Member of the European Parliament for Finland
- In office 19 April 2011 – 27 April 2015
- Succeeded by: Pirkko Ruohonen-Lerner

Personal details
- Born: 20 September 1977 (age 49) Helsinki, Finland
- Party: Blue Reform (since 2017) Finns Party (until 2017)
- Alma mater: University of Tampere
- Website: Official website

= Sampo Terho =

Finnish politician

Sampo Johannes Terho (born 20 September 1977) is a Finnish politician who served as Minister for European Affairs, Culture and Sports. He was the chairman of Suomalaisuuden Liitto and was earlier a Member of the European Parliament.

==Life and career==
Terho graduated from the University of Tampere in 2003 with a Master's degree in Finnish History, and has worked as a researcher in the Finnish National Defence University. He has written a book on the history of capital punishment. Terho has also served as a peacekeeper in Bosnia & Herzegovina. Terho received the second largest number of votes on the Finns Party (then known as the True Finns) electoral list in the 2009 European Parliament elections. He succeeded Timo Soini in the European Parliament when Soini was elected to Parliament of Finland in the 2011 elections. He was re-elected in the 2014 elections.

Terho participated in the 2015 parliamentary elections and was elected to the parliament with 10,067 personal votes. His term in the European Parliament ended on 27 April, when Terho officially accepted the seat in the Finnish Parliament. He subsequently became the chairman of the Finns Party's parliamentary group. On 5 May 2017, he started as the Minister for European Affairs, Culture and Sports in the Sipilä Cabinet.

In 2017, Terho ran against Jussi Halla-aho for party chairmanship, but ultimately lost the chairmanship election at the party convention on 10 June. On 13 June, Terho and 19 others left the Finns Party parliamentary group to found the New Alternative parliamentary group which was turned into a new party known as Blue Reform. After the split, the New Alternative group took the Finns Party's place in the cabinet and Terho continued as a Minister.

In the 2019 parliamentary elections, Terho was a candidate of the Blue Reform in Uusimaa constituency, but was not elected. After leaving politics, Terho became a writer and published his first book Olev Roosin kyyneleet in January 2021.

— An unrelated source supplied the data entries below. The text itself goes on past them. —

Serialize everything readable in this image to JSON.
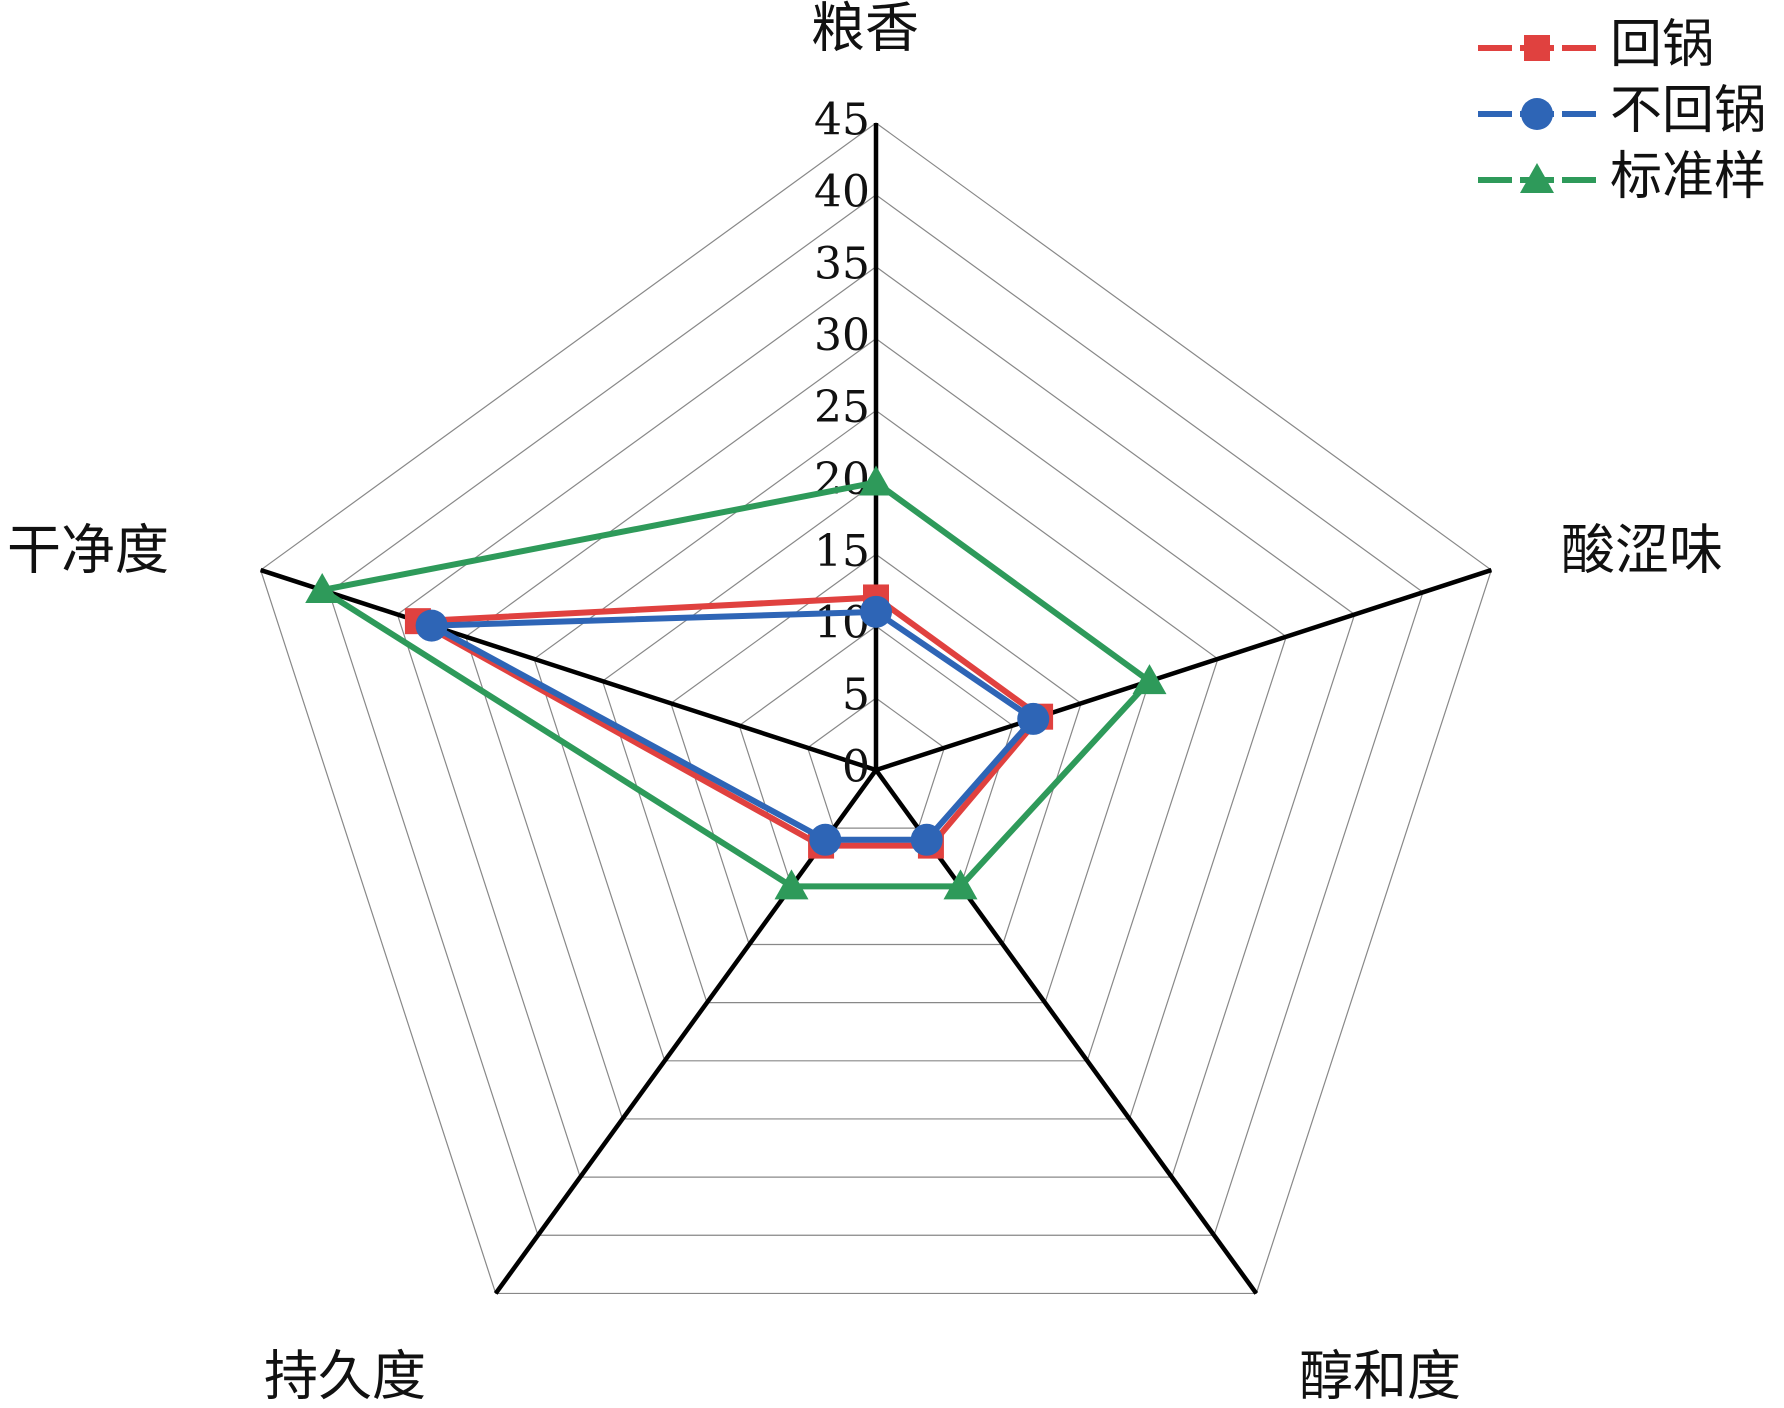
{
  "chart_data": {
    "type": "radar",
    "categories": [
      "粮香",
      "酸涩味",
      "醇和度",
      "持久度",
      "干净度"
    ],
    "series": [
      {
        "name": "回锅",
        "color": "#e0413f",
        "marker": "square",
        "values": [
          12,
          12,
          6.5,
          6.5,
          33.5
        ]
      },
      {
        "name": "不回锅",
        "color": "#2e65b6",
        "marker": "circle",
        "values": [
          11,
          11.5,
          6,
          6,
          32.5
        ]
      },
      {
        "name": "标准样",
        "color": "#2e9a5a",
        "marker": "triangle",
        "values": [
          20,
          20,
          10,
          10,
          40.5
        ]
      }
    ],
    "rlim": [
      0,
      45
    ],
    "rticks": [
      0,
      5,
      10,
      15,
      20,
      25,
      30,
      35,
      40,
      45
    ],
    "grid": true,
    "legend": "top-right"
  }
}
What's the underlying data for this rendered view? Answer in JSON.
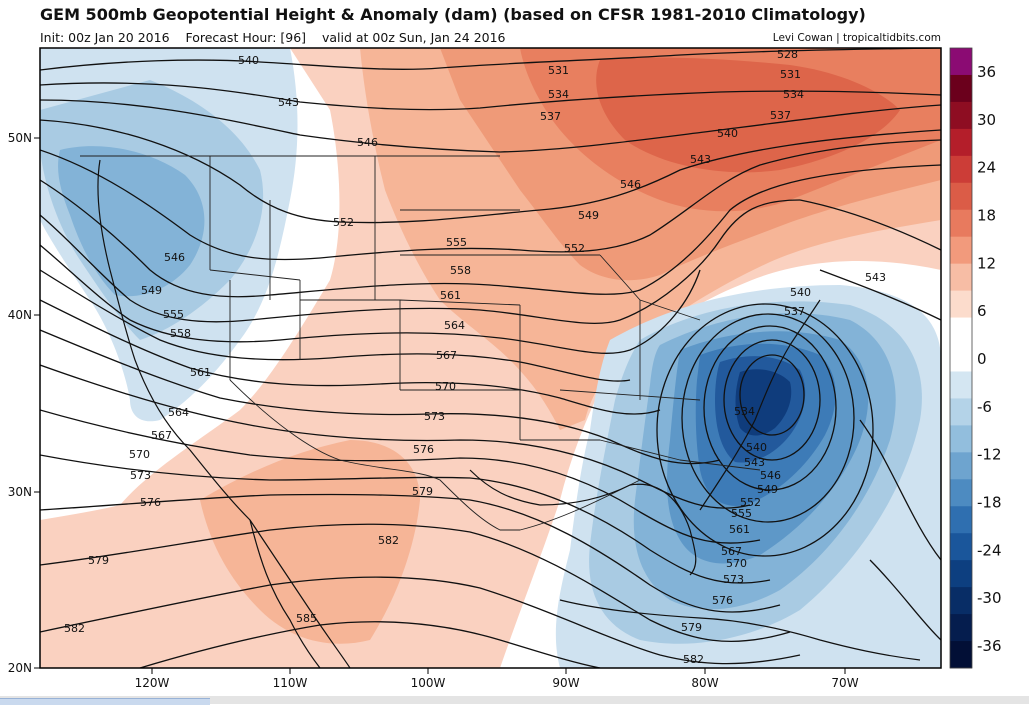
{
  "header": {
    "title": "GEM 500mb Geopotential Height & Anomaly (dam) (based on CFSR 1981-2010 Climatology)",
    "init": "Init: 00z Jan 20 2016",
    "forecast_hour": "Forecast Hour: [96]",
    "valid": "valid at 00z Sun, Jan 24 2016",
    "credit": "Levi Cowan | tropicaltidbits.com"
  },
  "axes": {
    "x_ticks": [
      "120W",
      "110W",
      "100W",
      "90W",
      "80W",
      "70W"
    ],
    "y_ticks": [
      "50N",
      "40N",
      "30N",
      "20N"
    ]
  },
  "colorbar": {
    "labels": [
      "36",
      "30",
      "24",
      "18",
      "12",
      "6",
      "0",
      "-6",
      "-12",
      "-18",
      "-24",
      "-30",
      "-36"
    ],
    "colors": [
      "#8b0b73",
      "#6b001c",
      "#8e0d22",
      "#b41e2a",
      "#cc3d37",
      "#db5c47",
      "#e87a5e",
      "#f29a7c",
      "#f7bda5",
      "#fcdccc",
      "#ffffff",
      "#ffffff",
      "#d4e6f2",
      "#b4d3e8",
      "#92bedd",
      "#6ea4cf",
      "#4d8bc1",
      "#2f6fb0",
      "#1a569b",
      "#0d3f80",
      "#082d66",
      "#051d4e",
      "#020f36"
    ],
    "colors_note": ""
  },
  "contours": {
    "labels": [
      "528",
      "531",
      "534",
      "537",
      "540",
      "543",
      "546",
      "549",
      "552",
      "555",
      "558",
      "561",
      "564",
      "567",
      "570",
      "573",
      "576",
      "579",
      "582",
      "585"
    ]
  },
  "chart_data": {
    "type": "heatmap",
    "title": "GEM 500mb Geopotential Height & Anomaly (dam) (based on CFSR 1981-2010 Climatology)",
    "x_ticks": [
      "120W",
      "110W",
      "100W",
      "90W",
      "80W",
      "70W"
    ],
    "y_ticks": [
      "50N",
      "40N",
      "30N",
      "20N"
    ],
    "anomaly_scale": [
      36,
      30,
      24,
      18,
      12,
      6,
      0,
      -6,
      -12,
      -18,
      -24,
      -30,
      -36
    ],
    "height_contour_labels": [
      528,
      531,
      534,
      537,
      540,
      543,
      546,
      549,
      552,
      555,
      558,
      561,
      564,
      567,
      570,
      573,
      576,
      579,
      582,
      585
    ]
  }
}
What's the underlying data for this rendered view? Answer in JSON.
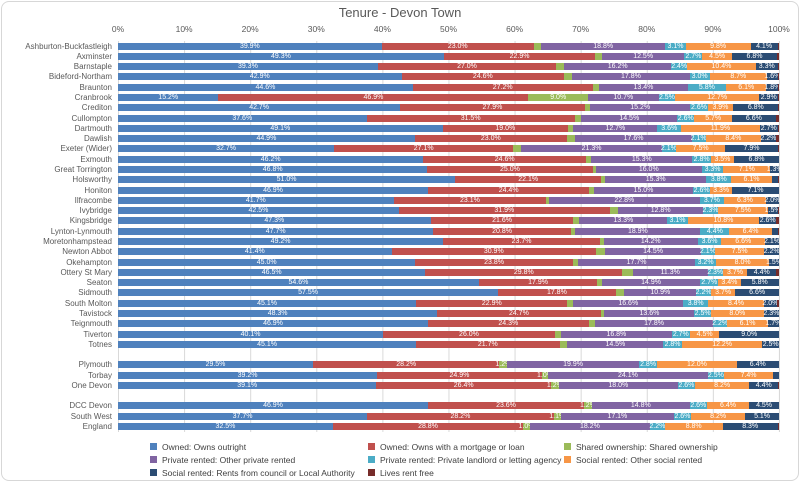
{
  "chart_data": {
    "type": "bar",
    "orientation": "horizontal-stacked",
    "title": "Tenure - Devon Town",
    "x_axis": {
      "range": [
        0,
        100
      ],
      "ticks": [
        "0%",
        "10%",
        "20%",
        "30%",
        "40%",
        "50%",
        "60%",
        "70%",
        "80%",
        "90%",
        "100%"
      ]
    },
    "grid": true,
    "legend_position": "bottom",
    "series": [
      {
        "key": "owned_outright",
        "label": "Owned: Owns outright",
        "color": "#4F81BD"
      },
      {
        "key": "owned_mortgage",
        "label": "Owned: Owns with a mortgage or loan",
        "color": "#C0504D"
      },
      {
        "key": "shared_ownership",
        "label": "Shared ownership: Shared ownership",
        "color": "#9BBB59"
      },
      {
        "key": "private_other",
        "label": "Private rented: Other private rented",
        "color": "#8064A2"
      },
      {
        "key": "private_landlord",
        "label": "Private rented: Private landlord or letting agency",
        "color": "#4BACC6"
      },
      {
        "key": "social_other",
        "label": "Social rented: Other social rented",
        "color": "#F79646"
      },
      {
        "key": "social_council",
        "label": "Social rented: Rents from council or Local Authority",
        "color": "#2B4C73"
      },
      {
        "key": "rent_free",
        "label": "Lives rent free",
        "color": "#772C2A"
      }
    ],
    "legend_columns": [
      [
        0,
        3,
        6
      ],
      [
        1,
        4,
        7
      ],
      [
        2,
        5
      ]
    ],
    "rows": [
      {
        "name": "Ashburton-Buckfastleigh",
        "values": [
          39.9,
          23.0,
          1.1,
          18.8,
          3.1,
          9.8,
          4.1,
          0.2
        ]
      },
      {
        "name": "Axminster",
        "values": [
          49.3,
          22.9,
          1.0,
          12.5,
          2.7,
          4.5,
          6.8,
          0.3
        ]
      },
      {
        "name": "Barnstaple",
        "values": [
          39.3,
          27.0,
          1.2,
          16.2,
          2.4,
          10.4,
          3.3,
          0.2
        ]
      },
      {
        "name": "Bideford-Northam",
        "values": [
          42.9,
          24.6,
          1.2,
          17.8,
          3.0,
          8.7,
          1.6,
          0.2
        ]
      },
      {
        "name": "Braunton",
        "values": [
          44.6,
          27.2,
          1.0,
          13.4,
          5.8,
          6.1,
          1.8,
          0.1
        ]
      },
      {
        "name": "Cranbrook",
        "values": [
          15.2,
          46.9,
          9.0,
          10.7,
          2.5,
          12.7,
          2.9,
          0.1
        ]
      },
      {
        "name": "Crediton",
        "values": [
          42.7,
          27.9,
          0.8,
          15.2,
          2.6,
          3.9,
          6.8,
          0.1
        ]
      },
      {
        "name": "Cullompton",
        "values": [
          37.6,
          31.5,
          1.0,
          14.5,
          2.6,
          5.7,
          6.6,
          0.5
        ]
      },
      {
        "name": "Dartmouth",
        "values": [
          49.1,
          19.0,
          0.8,
          12.7,
          3.6,
          11.9,
          2.7,
          0.2
        ]
      },
      {
        "name": "Dawlish",
        "values": [
          44.9,
          23.0,
          1.3,
          17.6,
          2.1,
          8.4,
          2.2,
          0.5
        ]
      },
      {
        "name": "Exeter (Wider)",
        "values": [
          32.7,
          27.1,
          1.2,
          21.3,
          2.1,
          7.5,
          7.9,
          0.2
        ]
      },
      {
        "name": "Exmouth",
        "values": [
          46.2,
          24.6,
          0.8,
          15.3,
          2.8,
          3.5,
          6.8,
          0.0
        ]
      },
      {
        "name": "Great Torrington",
        "values": [
          46.8,
          25.0,
          0.5,
          16.0,
          3.3,
          7.1,
          1.3,
          0.0
        ]
      },
      {
        "name": "Holsworthy",
        "values": [
          51.0,
          22.1,
          0.6,
          15.3,
          3.8,
          6.1,
          1.0,
          0.1
        ]
      },
      {
        "name": "Honiton",
        "values": [
          46.9,
          24.4,
          0.7,
          15.0,
          2.6,
          3.3,
          7.1,
          0.0
        ]
      },
      {
        "name": "Ilfracombe",
        "values": [
          41.7,
          23.1,
          0.4,
          22.8,
          3.7,
          6.3,
          2.0,
          0.0
        ]
      },
      {
        "name": "Ivybridge",
        "values": [
          42.5,
          31.9,
          1.3,
          12.8,
          2.3,
          7.5,
          1.5,
          0.2
        ]
      },
      {
        "name": "Kingsbridge",
        "values": [
          47.3,
          21.6,
          0.9,
          13.3,
          3.1,
          10.8,
          2.6,
          0.4
        ]
      },
      {
        "name": "Lynton-Lynmouth",
        "values": [
          47.7,
          20.8,
          0.7,
          18.9,
          4.4,
          6.4,
          1.0,
          0.1
        ]
      },
      {
        "name": "Moretonhampstead",
        "values": [
          49.2,
          23.7,
          0.6,
          14.2,
          3.6,
          6.6,
          2.1,
          0.0
        ]
      },
      {
        "name": "Newton Abbot",
        "values": [
          41.4,
          30.9,
          1.4,
          14.5,
          2.1,
          7.5,
          2.2,
          0.0
        ]
      },
      {
        "name": "Okehampton",
        "values": [
          45.0,
          23.8,
          0.8,
          17.7,
          3.2,
          8.0,
          1.5,
          0.0
        ]
      },
      {
        "name": "Ottery St Mary",
        "values": [
          46.5,
          29.8,
          1.6,
          11.3,
          2.3,
          3.7,
          4.4,
          0.4
        ]
      },
      {
        "name": "Seaton",
        "values": [
          54.6,
          17.9,
          0.7,
          14.9,
          2.7,
          3.4,
          5.8,
          0.0
        ]
      },
      {
        "name": "Sidmouth",
        "values": [
          57.5,
          17.8,
          1.3,
          10.9,
          2.2,
          3.7,
          6.6,
          0.0
        ]
      },
      {
        "name": "South Molton",
        "values": [
          45.1,
          22.9,
          0.9,
          16.6,
          3.8,
          8.4,
          2.0,
          0.3
        ]
      },
      {
        "name": "Tavistock",
        "values": [
          48.3,
          24.7,
          0.6,
          13.6,
          2.5,
          8.0,
          2.3,
          0.0
        ]
      },
      {
        "name": "Teignmouth",
        "values": [
          46.9,
          24.3,
          1.0,
          17.8,
          2.2,
          6.1,
          1.7,
          0.0
        ]
      },
      {
        "name": "Tiverton",
        "values": [
          40.1,
          26.0,
          0.9,
          16.8,
          2.7,
          4.5,
          9.0,
          0.0
        ]
      },
      {
        "name": "Totnes",
        "values": [
          45.1,
          21.7,
          1.2,
          14.5,
          2.8,
          12.2,
          2.5,
          0.0
        ]
      },
      {
        "spacer": true
      },
      {
        "name": "Plymouth",
        "summary": true,
        "values": [
          29.5,
          28.2,
          1.2,
          19.9,
          2.8,
          12.0,
          6.4,
          0.0
        ]
      },
      {
        "name": "Torbay",
        "summary": true,
        "values": [
          39.2,
          24.9,
          1.0,
          24.1,
          2.5,
          7.4,
          0.9,
          0.0
        ]
      },
      {
        "name": "One Devon",
        "summary": true,
        "values": [
          39.1,
          26.4,
          1.2,
          18.0,
          2.6,
          8.2,
          4.4,
          0.1
        ]
      },
      {
        "spacer": true
      },
      {
        "name": "DCC Devon",
        "summary": true,
        "values": [
          46.9,
          23.6,
          1.2,
          14.8,
          2.6,
          6.4,
          4.5,
          0.0
        ]
      },
      {
        "name": "South West",
        "summary": true,
        "values": [
          37.7,
          28.2,
          1.1,
          17.1,
          2.6,
          8.2,
          5.1,
          0.0
        ]
      },
      {
        "name": "England",
        "summary": true,
        "values": [
          32.5,
          28.8,
          1.0,
          18.2,
          2.2,
          8.8,
          8.3,
          0.2
        ]
      }
    ]
  },
  "colors": {
    "gridline": "#d9d9d9",
    "title_text": "#595959",
    "axis_text": "#595959",
    "label_text": "#595959",
    "segment_text": "#ffffff"
  }
}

Terho wrote a chamber music piece, of around five minutes long, to celebrate Finland's 100 years of independence, for the Kuopio city orchestra. The piece is arranged by Terho with conductor Heikki Elo, who together have orchestrated the piece.

== Electoral history ==

=== Chairmanship election ===

| Year | Party | Votes | Percentage | Result |
|---|---|---|---|---|
| 2017 | Finns Party | 629 | 37.22% | Not elected |

=== European Parliament elections ===

| Year | Constituency | Votes | Percentage | Result |
|---|---|---|---|---|
| 2009 | Finland | 9,374 | 0.56% | Substitute |
| 2014 | Finland | 33,833 | 1.96% | Elected |

=== Parliamentary elections ===

| Year | Constituency | Votes | Percentage | Result |
|---|---|---|---|---|
| 2015 | Helsinki | 10,067 | 2.80% | Elected |
| 2019 | Uusimaa | 3,118 | 0.57% | Not elected |

=== Municipal elections ===

| Year | Municipality | Votes | Percentage | Result |
|---|---|---|---|---|
| 2017 | Helsinki | 3,381 | 1.04% | Elected |

==Political views==
According to Terho himself, his mission in life is to dismantle socialism.

==Personal life==
Terho was married with Maija Sihvonen from 2011 until their divorce in 2019. They have one child together.